First full federal Juneteenth holiday — Osceola celebrates

While Osceola County celebrates the “new” Juneteenth holiday this weekend, with events in Kissimmee and St. Cloud, it is the oldest known celebration of the end of slavery in the United States.

Juneteenth commemorates June 19, 1865, when Union soldiers, led by Maj. General Gordon Granger, landed at Galveston, Texas with news that the war had ended and that all enslaved people were now free. While President Abraham Lincoln had signed the Emancipation Proclamation, which had freed slaves in the Confederacy, over two and a half years earlier in January 1863, many enslaved people did not learn of their freedom until they were liberated by the Union Army, or only when the Civil War ended.

On June 17, 2021, President Joe Biden signed the Juneteenth National Independence Day Act into law establishing Juneteenth as a federal holiday. The action came too late to fully implement the holiday last year, so this year, Monday, June 20, is the first full observance of the holiday. All 50 states have also passed legislation to recognize the new federal holiday.

Osceola County Branch 5121 NAACP is hosting Kissimmee’s Juneteenth Festival on Saturday at Kissimmee Lakefront Park from 12-5 p.m. The event is billed as a celebration of African-American culture with live music from the 69 Boys, 95 South and the Franchise Players, food, a Kids Zone, and approximately 40 vendors expected.

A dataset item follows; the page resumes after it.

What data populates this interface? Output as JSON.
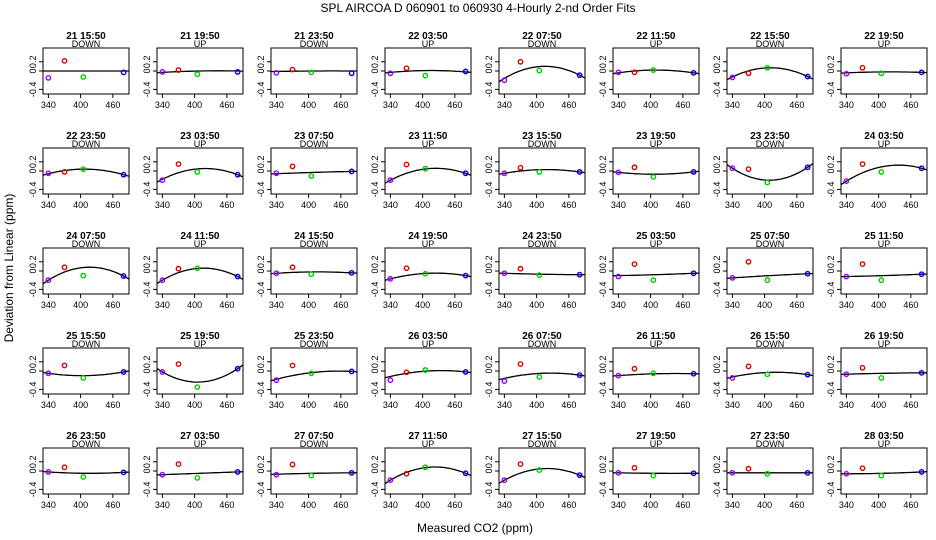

“Our community has been celebrating Juneteenth for the last seven years or so,” said Deloris McMillon, President of the Osceola Branch 5121, noting past celebrations at sites such as Kissimmee’s Chambers Park even though the federal holiday designation is something new. “We have also received proclamations from the City of Kissimmee and Osceola County for Juneteenth each year over the last five years”, she said.

The county extended such a proclamation at its June 6 meeting.

“We thank the commissioners for recognizing Juneteenth,” McMillon said.

The Lakefront location has been in use for the last five years. The City of Kissimmee and the Kissimmee Utility Authority are among the event sponsors.

The City of St. Cloud is celebrating Juneteenth by hosting a “Movie in the Park” event at Hopkins Park, on Saturday, June 18th at 7:30 p.m. The Marvel hit “Black Panther” will be shown.

Prior to the enactment of the Juneteenth holiday, Emancipation Day has been celebrated over the years in several North Florida communities. On May 20, 1865, one month before Granger made it to Galveston, Union Brigadier Gen. Edward M. McCook stopped in Tallahassee to make a similar announcement. Down the street from the state capitol at the Hagner House (today the Knott House Museum), McCook declared that all Black people were now free citizens of the United States.

Because June 19, 2022, falls on a Sunday, federal workers will have the day off on Monday, June 20. The Post Office and other Federal offices will be closed that day for the observance of the new holiday, as will city and county administration offices, including libraries and the Bass Road Resource Recycle Center. In unincorporated Osceola County, curbside collection (garbage and recycling) will continue as scheduled.